Business stories of interest this week

Business stories from the past week, compiled by Jason Maywald:

1. New app sorts shopping dilemma 

If you’ve ever found yourself lusting over an outfit you saw online or in real life, and wished you could track it down instantly, you’re in luck.

Online clothing juggernaut The Iconic is about to change the way we shop, thanks to its new “Snap to Shop” app feature.

It has been described as “Shazam for clothes” and it is the first of its kind in the country.


2. Retailers shouldn’t be relieved, Amazon is still coming 

It sure was an inauspicious start to Australia’s retail revolution. Cyclone Amazon didn’t flood the market with incredible discounts, didn’t blow over shoppers with its range of products, or smash competitors with its availability and delivery times.

But it did deliver one thing – a false sense of security that its rivals are safe, and so are their shareholders.


3. Amazon moves into Australian territory

Amazon quietly began operations in Australia on Tuesday, the start of what could be a shake-up of that country’s retail market, which is worth hundreds of billions of dollars.

For Australian businesses, Amazon’s international expansion — which now includes more than a dozen countries — has brought with it hasty pivots and familiar feelings of enthusiasm, doubt and existential dread.

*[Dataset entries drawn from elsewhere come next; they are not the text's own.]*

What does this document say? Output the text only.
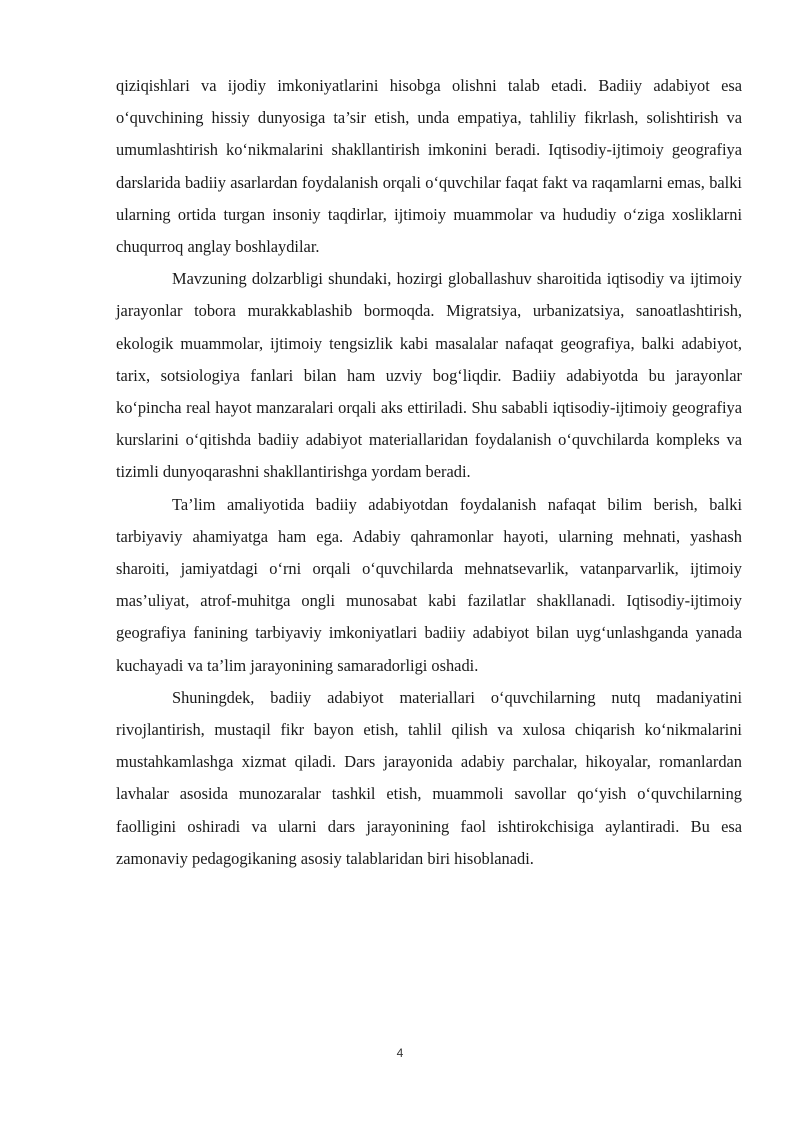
qiziqishlari va ijodiy imkoniyatlarini hisobga olishni talab etadi. Badiiy adabiyot esa o‘quvchining hissiy dunyosiga ta’sir etish, unda empatiya, tahliliy fikrlash, solishtirish va umumlashtirish ko‘nikmalarini shakllantirish imkonini beradi. Iqtisodiy-ijtimoiy geografiya darslarida badiiy asarlardan foydalanish orqali o‘quvchilar faqat fakt va raqamlarni emas, balki ularning ortida turgan insoniy taqdirlar, ijtimoiy muammolar va hududiy o‘ziga xosliklarni chuqurroq anglay boshlaydilar.

Mavzuning dolzarbligi shundaki, hozirgi globallashuv sharoitida iqtisodiy va ijtimoiy jarayonlar tobora murakkablashib bormoqda. Migratsiya, urbanizatsiya, sanoatlashtirish, ekologik muammolar, ijtimoiy tengsizlik kabi masalalar nafaqat geografiya, balki adabiyot, tarix, sotsiologiya fanlari bilan ham uzviy bog‘liqdir. Badiiy adabiyotda bu jarayonlar ko‘pincha real hayot manzaralari orqali aks ettiriladi. Shu sababli iqtisodiy-ijtimoiy geografiya kurslarini o‘qitishda badiiy adabiyot materiallaridan foydalanish o‘quvchilarda kompleks va tizimli dunyoqarashni shakllantirishga yordam beradi.

Ta’lim amaliyotida badiiy adabiyotdan foydalanish nafaqat bilim berish, balki tarbiyaviy ahamiyatga ham ega. Adabiy qahramonlar hayoti, ularning mehnati, yashash sharoiti, jamiyatdagi o‘rni orqali o‘quvchilarda mehnatsevarlik, vatanparvarlik, ijtimoiy mas’uliyat, atrof-muhitga ongli munosabat kabi fazilatlar shakllanadi. Iqtisodiy-ijtimoiy geografiya fanining tarbiyaviy imkoniyatlari badiiy adabiyot bilan uyg‘unlashganda yanada kuchayadi va ta’lim jarayonining samaradorligi oshadi.

Shuningdek, badiiy adabiyot materiallari o‘quvchilarning nutq madaniyatini rivojlantirish, mustaqil fikr bayon etish, tahlil qilish va xulosa chiqarish ko‘nikmalarini mustahkamlashga xizmat qiladi. Dars jarayonida adabiy parchalar, hikoyalar, romanlardan lavhalar asosida munozaralar tashkil etish, muammoli savollar qo‘yish o‘quvchilarning faolligini oshiradi va ularni dars jarayonining faol ishtirokchisiga aylantiradi. Bu esa zamonaviy pedagogikaning asosiy talablaridan biri hisoblanadi.

4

But people who posted on social media about Amazon’s debut were generally underwhelmed, with prospective Australian customers playfully pointing out lackluster product offerings and uncompetitive pricing.


4. Real Christmas sales start today

Don’t expect everyone to be hard at work today — except when it comes to their Christmas shopping.

Monday has been tipped to be the busiest online shopping day of the year in Australia and the hour following lunch will be the peak time to find gifts via a computer screen, according to new eBay research.

But while the Australian Retailers Association, who predict Australian shoppers will purchase most of their gifts online this year, backed up eBay’s prediction, it also warned consumers to check delivery times to ensure their gifts arrived before the big day.


5.  Department stores set for decade long tumble

The number of bricks-and-mortar department stores will shrink by 26 per cent over the next 10 years, Morningstar predicts, singling out Wesfarmers’ Kmart as the best prepared for the decade ahead.

Bricks-and-mortar sales will decrease by 2 per cent a year over the next decade, resulting in 26 per cent fewer physical department stores by 2027, the research house finds, in a report by analyst Johannes Faul.

The report finds a continued decrease in the relevance of department stores will reduce the sector’s share of the broader retail market to just 4.4 per cent by 2026-27 from 6 per cent this year.